Title: A Bayesian factor analysis model for evaluating an intervention using observational panel data on multiple outcomes
Authors: Pantelis Samartsidis - University of Cambridge (United Kingdom) [presenting]
Shaun Seaman - University of Cambridge (United Kingdom)
Silvia Montagna - University of Turin (Italy)
Andre Charlett - Public Health England (United Kingdom)
Matthew Hickman - University of Bristol (United Kingdom)
Daniela de Angelis - University of Cambridge (United Kingdom)

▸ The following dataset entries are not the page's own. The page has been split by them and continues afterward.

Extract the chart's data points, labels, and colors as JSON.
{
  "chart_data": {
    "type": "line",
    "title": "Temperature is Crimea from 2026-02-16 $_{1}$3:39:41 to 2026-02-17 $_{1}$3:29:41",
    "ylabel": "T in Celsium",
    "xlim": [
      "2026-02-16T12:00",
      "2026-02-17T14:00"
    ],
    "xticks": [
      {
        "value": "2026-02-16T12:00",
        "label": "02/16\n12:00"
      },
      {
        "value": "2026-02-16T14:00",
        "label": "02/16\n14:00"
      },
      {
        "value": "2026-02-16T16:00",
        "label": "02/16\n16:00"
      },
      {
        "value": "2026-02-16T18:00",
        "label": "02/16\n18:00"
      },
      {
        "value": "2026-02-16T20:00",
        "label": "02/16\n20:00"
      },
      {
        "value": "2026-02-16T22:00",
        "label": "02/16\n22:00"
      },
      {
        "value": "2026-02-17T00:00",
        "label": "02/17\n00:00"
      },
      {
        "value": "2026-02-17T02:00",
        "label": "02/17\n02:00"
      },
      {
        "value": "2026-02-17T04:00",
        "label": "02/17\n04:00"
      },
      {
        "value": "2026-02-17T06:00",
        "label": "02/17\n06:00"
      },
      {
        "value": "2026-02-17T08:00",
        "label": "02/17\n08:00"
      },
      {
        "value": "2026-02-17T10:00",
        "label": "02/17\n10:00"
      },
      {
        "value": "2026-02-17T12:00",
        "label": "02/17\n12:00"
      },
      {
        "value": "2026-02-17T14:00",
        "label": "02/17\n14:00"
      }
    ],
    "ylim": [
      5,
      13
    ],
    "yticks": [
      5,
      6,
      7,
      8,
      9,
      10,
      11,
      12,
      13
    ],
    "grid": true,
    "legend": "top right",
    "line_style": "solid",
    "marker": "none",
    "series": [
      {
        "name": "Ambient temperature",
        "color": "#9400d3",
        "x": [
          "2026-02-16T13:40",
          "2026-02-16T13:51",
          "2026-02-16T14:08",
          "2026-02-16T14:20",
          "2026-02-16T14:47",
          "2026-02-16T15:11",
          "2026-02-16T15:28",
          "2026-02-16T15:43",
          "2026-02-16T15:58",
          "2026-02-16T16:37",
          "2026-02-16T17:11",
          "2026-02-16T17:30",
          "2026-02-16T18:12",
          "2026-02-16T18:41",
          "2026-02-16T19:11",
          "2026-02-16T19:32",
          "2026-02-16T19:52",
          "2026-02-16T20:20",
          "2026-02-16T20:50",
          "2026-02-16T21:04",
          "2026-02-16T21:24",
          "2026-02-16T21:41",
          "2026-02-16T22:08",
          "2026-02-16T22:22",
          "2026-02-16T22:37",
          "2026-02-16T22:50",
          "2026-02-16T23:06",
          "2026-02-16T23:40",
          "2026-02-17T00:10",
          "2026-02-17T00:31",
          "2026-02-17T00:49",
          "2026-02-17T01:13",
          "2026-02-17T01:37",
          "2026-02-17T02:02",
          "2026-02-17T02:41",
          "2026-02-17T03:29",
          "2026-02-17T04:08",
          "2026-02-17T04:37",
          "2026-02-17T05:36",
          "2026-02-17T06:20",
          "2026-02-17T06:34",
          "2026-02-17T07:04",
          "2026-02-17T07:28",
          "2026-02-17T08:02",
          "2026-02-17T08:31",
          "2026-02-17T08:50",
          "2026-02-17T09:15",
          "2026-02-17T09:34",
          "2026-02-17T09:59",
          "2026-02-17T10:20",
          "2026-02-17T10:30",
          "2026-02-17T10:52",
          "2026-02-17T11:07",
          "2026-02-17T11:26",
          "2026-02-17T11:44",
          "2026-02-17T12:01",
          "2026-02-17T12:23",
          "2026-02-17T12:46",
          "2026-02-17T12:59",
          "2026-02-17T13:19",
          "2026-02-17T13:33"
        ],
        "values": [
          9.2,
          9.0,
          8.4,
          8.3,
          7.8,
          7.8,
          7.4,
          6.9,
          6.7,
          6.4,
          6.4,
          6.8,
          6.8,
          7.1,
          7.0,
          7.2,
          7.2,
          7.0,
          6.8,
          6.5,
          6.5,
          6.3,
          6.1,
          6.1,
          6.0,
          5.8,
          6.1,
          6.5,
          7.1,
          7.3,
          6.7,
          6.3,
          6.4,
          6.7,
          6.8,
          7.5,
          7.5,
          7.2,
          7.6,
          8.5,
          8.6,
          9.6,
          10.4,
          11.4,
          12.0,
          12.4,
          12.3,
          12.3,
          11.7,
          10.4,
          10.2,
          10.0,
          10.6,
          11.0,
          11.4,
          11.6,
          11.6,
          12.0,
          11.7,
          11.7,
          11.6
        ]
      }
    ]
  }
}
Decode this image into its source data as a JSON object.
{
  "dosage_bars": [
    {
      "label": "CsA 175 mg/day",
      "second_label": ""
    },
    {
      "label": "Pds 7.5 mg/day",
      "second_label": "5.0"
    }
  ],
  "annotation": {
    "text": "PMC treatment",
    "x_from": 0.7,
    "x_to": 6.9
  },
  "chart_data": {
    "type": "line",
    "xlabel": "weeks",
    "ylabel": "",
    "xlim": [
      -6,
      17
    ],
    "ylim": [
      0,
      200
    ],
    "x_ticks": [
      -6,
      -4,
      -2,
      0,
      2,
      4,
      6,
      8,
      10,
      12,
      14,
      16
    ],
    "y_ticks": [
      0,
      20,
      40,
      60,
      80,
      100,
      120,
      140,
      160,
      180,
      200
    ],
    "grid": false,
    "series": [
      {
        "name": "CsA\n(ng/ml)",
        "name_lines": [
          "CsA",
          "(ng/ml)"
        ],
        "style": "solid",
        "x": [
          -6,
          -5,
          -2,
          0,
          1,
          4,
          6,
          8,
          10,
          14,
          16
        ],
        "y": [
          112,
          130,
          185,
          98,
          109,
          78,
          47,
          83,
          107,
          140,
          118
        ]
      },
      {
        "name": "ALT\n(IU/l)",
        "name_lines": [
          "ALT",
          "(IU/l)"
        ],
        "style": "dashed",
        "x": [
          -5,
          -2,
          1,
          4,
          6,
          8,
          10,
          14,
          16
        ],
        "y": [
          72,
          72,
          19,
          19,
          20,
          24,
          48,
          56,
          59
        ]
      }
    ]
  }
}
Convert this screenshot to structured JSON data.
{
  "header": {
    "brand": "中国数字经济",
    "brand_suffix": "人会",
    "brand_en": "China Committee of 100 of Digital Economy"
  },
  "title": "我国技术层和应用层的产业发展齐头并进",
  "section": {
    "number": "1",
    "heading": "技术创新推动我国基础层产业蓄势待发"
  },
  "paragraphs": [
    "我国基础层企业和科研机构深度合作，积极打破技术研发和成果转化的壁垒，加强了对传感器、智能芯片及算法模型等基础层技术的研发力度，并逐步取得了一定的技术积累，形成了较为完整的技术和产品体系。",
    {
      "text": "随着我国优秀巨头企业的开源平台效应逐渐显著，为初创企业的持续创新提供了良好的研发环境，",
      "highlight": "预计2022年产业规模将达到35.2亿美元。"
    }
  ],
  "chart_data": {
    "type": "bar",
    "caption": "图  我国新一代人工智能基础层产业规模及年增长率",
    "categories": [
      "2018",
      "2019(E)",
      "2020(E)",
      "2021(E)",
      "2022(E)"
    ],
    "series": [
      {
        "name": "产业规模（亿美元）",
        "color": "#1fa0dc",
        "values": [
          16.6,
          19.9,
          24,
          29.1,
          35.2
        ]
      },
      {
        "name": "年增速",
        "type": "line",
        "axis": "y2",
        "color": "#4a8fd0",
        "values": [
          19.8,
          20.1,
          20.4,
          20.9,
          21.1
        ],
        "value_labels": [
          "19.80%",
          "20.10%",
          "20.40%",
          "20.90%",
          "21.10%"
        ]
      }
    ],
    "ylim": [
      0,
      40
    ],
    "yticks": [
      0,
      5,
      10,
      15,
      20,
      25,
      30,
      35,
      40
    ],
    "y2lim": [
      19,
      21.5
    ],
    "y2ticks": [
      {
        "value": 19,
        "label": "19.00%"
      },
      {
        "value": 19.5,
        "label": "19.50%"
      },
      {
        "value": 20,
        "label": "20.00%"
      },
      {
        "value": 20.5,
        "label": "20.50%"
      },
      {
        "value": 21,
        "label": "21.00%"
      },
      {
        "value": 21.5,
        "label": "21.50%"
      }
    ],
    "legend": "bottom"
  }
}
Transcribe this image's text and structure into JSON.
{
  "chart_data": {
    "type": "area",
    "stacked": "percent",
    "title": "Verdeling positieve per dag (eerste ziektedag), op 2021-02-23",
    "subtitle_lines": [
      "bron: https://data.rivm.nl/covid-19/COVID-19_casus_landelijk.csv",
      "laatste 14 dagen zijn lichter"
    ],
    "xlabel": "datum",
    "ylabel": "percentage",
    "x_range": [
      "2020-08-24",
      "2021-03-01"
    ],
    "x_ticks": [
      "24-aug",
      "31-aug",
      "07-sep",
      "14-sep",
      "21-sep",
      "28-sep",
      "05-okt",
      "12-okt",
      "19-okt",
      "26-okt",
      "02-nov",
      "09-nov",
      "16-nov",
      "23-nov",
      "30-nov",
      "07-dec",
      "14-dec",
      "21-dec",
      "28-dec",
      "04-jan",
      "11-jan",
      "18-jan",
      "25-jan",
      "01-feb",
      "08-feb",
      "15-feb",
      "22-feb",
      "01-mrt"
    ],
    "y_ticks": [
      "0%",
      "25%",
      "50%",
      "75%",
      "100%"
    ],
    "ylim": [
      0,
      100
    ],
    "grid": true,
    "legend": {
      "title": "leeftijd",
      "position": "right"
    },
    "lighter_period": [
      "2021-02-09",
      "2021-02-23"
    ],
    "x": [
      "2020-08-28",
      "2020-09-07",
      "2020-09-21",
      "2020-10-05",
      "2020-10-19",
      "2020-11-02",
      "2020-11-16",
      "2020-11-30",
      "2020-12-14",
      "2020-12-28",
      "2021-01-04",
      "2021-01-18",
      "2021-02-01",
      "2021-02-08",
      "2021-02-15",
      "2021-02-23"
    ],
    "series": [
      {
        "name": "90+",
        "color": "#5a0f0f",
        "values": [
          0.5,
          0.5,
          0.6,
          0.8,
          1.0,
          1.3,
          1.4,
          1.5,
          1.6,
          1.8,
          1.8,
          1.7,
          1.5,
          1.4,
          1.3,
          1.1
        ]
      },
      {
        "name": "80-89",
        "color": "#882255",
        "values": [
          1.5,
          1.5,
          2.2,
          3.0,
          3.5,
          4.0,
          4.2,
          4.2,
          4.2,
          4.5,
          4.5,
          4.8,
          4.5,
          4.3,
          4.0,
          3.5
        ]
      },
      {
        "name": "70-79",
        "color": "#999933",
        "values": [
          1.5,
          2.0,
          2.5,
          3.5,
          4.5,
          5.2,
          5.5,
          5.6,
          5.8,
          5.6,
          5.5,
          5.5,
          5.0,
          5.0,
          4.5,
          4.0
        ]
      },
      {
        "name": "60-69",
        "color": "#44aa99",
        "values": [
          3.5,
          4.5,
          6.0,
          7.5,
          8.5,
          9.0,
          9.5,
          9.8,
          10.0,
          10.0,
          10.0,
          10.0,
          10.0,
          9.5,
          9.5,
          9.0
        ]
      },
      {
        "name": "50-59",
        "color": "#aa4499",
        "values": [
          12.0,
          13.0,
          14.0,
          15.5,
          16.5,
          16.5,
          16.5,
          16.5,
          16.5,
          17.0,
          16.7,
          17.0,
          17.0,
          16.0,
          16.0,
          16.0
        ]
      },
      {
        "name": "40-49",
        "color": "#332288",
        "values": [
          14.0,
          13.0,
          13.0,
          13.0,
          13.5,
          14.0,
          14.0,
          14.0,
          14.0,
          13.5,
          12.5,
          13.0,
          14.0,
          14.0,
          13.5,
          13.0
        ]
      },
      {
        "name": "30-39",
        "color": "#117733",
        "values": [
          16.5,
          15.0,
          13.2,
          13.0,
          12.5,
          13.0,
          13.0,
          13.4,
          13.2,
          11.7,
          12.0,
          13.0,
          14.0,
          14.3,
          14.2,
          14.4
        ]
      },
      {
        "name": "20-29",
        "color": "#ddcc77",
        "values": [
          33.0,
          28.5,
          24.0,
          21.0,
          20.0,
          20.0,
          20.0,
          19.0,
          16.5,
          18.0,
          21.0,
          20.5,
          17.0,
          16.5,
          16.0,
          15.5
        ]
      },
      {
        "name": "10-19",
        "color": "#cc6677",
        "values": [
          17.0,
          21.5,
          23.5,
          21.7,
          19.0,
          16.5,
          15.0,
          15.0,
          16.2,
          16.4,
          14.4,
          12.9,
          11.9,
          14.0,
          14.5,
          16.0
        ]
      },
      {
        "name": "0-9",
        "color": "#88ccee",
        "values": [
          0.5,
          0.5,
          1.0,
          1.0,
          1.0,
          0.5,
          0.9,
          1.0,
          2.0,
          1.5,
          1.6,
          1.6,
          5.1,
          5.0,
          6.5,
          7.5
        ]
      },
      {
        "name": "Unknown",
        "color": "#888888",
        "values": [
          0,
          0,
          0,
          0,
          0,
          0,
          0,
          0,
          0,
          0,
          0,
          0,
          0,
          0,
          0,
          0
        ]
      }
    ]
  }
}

Abstract: A problem frequently encountered in many areas of scientific research is that of estimating the impact of a non-randomised binary intervention on an outcome of interest using time-series data on units that received the intervention (treated) and units that did not (controls). One popular estimation method in this setting is based on the factor analysis (FA) model. The FA model is fitted to the pre-intervention outcome data on treated units and all the outcome data on control units, and the counterfactual treatment-free post-intervention outcomes of the former are predicted from the fitted model. Intervention effects are estimated as the observed outcomes minus these predicted counterfactual outcomes. We propose two extensions of the FA model for estimating intervention effects: 1) the joint modelling of multiple outcomes to exploit shared variability, and 2) an autoregressive structure on factors to account for temporal correlations in the outcome. Using simulation studies, we show that both extensions can improve the precision of the intervention effect estimates: the first when the number of pre-intervention measurements is small; the second when the number of control units is small. We apply our method to estimate the impact of stricter alcohollicensing policies on alcohol-related harms.